From 15 September, the ZA Central Registry will begin taking applications to reserve domain names for the new .africa top-level domain. African governments can reserve names that are of national significance before general domain name registrations are opened to the public.
The process is intended to protect names under three categories. The first is geographic names, and includes names of countries, capital cities and major towns.
The second seeks to protect religious, cultural and linguistic names and includes languages, tribes, peoples, religious groups and places of cultural or religious significance.
The third and last category consists of economic and public interest names — those which are uniquely linked to government bodies and institutions. This category also covers offensive names that would inherently advocate prejudice or hatred on the basis of race, ethnicity, political association, gender, sexuality, religion, conscience or culture.
Domain names that are deemed offensive will be listed on the reserve name list indefinitely and no party will be able to register them.
Alice Munyua, who is leading .africa’s reserve name list process, says the ZA Central Registry recommends that “governments adopt a consultative process for developing a national list of reserved names”.

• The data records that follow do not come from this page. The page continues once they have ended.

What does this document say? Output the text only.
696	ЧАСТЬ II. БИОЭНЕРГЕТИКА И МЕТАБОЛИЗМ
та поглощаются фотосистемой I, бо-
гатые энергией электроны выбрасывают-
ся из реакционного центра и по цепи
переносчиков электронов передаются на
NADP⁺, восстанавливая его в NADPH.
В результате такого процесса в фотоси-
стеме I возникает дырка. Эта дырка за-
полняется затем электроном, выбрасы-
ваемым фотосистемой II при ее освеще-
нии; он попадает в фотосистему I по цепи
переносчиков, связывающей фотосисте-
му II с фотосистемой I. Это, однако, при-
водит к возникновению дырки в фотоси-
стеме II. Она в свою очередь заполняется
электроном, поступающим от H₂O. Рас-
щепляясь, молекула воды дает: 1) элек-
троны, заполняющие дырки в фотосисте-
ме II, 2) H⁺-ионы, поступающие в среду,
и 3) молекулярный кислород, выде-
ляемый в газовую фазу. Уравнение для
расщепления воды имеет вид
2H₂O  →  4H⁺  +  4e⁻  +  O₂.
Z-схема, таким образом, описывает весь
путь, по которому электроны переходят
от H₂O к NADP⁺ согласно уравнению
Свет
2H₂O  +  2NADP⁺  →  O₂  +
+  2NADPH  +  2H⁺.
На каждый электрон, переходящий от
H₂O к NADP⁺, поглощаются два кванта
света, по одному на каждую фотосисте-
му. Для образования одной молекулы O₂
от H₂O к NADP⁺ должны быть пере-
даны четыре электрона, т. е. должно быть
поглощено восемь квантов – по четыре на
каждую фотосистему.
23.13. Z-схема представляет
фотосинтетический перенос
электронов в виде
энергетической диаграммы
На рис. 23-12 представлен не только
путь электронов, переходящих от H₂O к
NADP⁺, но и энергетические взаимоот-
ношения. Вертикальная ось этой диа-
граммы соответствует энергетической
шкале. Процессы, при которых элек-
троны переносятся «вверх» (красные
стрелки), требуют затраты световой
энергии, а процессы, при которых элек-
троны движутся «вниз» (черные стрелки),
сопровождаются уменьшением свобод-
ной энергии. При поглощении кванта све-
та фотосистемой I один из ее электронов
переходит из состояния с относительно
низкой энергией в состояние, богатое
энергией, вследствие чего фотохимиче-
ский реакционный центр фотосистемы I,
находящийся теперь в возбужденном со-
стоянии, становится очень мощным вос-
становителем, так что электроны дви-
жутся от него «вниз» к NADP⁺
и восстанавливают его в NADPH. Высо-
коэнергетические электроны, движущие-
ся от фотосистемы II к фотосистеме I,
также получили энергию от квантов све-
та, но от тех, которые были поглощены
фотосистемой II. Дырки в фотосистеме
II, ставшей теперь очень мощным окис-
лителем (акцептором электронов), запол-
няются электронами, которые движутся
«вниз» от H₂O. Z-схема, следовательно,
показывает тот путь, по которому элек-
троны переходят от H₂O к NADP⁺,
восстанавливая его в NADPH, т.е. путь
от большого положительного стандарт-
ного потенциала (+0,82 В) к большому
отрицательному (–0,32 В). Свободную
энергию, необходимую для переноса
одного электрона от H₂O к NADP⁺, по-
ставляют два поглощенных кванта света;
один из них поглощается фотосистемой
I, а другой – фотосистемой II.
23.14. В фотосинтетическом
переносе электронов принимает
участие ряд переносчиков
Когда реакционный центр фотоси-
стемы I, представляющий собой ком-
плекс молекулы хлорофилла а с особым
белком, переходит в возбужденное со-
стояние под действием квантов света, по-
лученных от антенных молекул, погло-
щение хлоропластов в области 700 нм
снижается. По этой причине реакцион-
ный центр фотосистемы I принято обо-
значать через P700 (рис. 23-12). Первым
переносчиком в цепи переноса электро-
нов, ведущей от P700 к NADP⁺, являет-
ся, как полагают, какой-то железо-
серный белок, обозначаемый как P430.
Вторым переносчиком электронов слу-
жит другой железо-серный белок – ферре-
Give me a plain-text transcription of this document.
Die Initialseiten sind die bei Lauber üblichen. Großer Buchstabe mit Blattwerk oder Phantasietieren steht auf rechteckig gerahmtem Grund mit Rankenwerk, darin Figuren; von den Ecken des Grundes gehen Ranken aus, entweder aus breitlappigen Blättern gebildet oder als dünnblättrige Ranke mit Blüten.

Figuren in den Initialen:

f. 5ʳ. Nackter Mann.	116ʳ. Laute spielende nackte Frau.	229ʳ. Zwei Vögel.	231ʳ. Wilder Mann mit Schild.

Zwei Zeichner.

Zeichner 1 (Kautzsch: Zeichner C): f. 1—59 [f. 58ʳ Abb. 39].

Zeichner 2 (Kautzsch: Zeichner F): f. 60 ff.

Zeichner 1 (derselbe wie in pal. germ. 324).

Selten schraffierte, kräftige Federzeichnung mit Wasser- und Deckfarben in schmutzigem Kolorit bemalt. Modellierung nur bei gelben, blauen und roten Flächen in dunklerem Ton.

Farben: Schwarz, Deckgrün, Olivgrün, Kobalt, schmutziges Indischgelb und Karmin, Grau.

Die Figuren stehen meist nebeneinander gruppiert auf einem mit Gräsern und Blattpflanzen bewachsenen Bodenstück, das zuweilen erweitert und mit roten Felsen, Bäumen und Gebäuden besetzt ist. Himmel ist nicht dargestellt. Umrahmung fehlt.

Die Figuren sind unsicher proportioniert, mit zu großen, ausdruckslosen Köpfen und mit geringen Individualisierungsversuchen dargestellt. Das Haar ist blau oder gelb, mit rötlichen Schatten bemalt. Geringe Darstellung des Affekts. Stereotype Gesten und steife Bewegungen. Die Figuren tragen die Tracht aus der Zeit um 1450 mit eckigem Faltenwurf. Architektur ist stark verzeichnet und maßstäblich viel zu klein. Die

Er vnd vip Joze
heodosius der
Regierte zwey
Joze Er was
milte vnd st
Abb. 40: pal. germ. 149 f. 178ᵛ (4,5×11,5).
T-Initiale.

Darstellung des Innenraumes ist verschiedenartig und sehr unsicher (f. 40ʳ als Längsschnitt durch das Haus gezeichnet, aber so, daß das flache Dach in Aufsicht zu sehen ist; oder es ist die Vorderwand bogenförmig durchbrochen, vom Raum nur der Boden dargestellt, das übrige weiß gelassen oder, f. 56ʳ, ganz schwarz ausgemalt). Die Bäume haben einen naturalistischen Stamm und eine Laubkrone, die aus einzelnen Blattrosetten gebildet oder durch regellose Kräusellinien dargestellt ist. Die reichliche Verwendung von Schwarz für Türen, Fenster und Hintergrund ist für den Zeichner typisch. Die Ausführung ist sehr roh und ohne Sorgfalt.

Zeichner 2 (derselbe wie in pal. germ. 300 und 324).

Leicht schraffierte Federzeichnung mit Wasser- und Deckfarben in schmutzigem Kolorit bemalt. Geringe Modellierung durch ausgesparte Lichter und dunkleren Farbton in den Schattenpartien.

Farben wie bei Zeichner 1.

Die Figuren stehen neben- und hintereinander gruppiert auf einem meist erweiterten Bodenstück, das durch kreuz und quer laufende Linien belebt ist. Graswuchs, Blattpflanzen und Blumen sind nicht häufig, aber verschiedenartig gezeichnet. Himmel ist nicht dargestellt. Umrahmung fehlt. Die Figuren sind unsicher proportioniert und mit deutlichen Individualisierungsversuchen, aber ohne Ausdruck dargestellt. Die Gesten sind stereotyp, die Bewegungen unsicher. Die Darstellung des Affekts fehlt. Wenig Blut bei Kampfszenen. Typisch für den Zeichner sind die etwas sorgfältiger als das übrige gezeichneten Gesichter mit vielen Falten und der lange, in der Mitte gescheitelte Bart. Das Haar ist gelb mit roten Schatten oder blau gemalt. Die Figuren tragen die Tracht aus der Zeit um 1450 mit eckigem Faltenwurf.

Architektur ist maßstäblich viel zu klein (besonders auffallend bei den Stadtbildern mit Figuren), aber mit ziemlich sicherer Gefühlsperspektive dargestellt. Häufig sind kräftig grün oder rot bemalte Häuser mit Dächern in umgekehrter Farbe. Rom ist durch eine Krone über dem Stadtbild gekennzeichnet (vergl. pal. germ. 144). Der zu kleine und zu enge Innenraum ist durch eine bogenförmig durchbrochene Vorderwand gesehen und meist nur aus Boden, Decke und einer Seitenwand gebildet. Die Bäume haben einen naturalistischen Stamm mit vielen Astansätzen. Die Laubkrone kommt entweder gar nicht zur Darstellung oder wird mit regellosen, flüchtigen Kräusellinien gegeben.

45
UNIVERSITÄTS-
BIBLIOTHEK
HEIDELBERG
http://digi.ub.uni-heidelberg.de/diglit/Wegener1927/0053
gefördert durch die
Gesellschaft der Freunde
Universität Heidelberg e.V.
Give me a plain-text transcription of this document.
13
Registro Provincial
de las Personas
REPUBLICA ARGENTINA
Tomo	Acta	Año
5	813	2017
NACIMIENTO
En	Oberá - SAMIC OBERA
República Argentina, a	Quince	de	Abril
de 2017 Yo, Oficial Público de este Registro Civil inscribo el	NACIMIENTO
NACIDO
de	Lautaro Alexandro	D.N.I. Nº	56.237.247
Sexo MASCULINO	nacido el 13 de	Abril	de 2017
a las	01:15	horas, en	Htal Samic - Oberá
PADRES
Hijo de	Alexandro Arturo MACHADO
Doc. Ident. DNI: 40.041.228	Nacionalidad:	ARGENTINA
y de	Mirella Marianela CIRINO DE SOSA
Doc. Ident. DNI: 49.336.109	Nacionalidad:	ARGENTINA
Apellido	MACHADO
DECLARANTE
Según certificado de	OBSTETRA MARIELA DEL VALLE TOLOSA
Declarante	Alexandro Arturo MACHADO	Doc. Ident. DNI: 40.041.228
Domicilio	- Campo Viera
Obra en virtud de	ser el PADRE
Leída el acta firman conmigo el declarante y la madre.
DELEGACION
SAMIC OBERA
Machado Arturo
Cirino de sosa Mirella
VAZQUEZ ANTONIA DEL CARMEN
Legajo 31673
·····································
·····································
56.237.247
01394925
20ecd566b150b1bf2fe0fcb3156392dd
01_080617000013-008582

Munyua says only a registered government representative will be able to submit requests. “It is, however, incumbent on the relevant government authority to reserve and redeem names within the timeframe set out in the reserve name list policy using the prescribed systems and tools provided. Once the process is complete, the reserved names will not be available to any other entity except the beneficiary,” Munyua says.
Governments can ask to reserve up to 100 names and can lodge 20 applications in the offensive names category.
The official launch of .africa is expected to take place in March next year.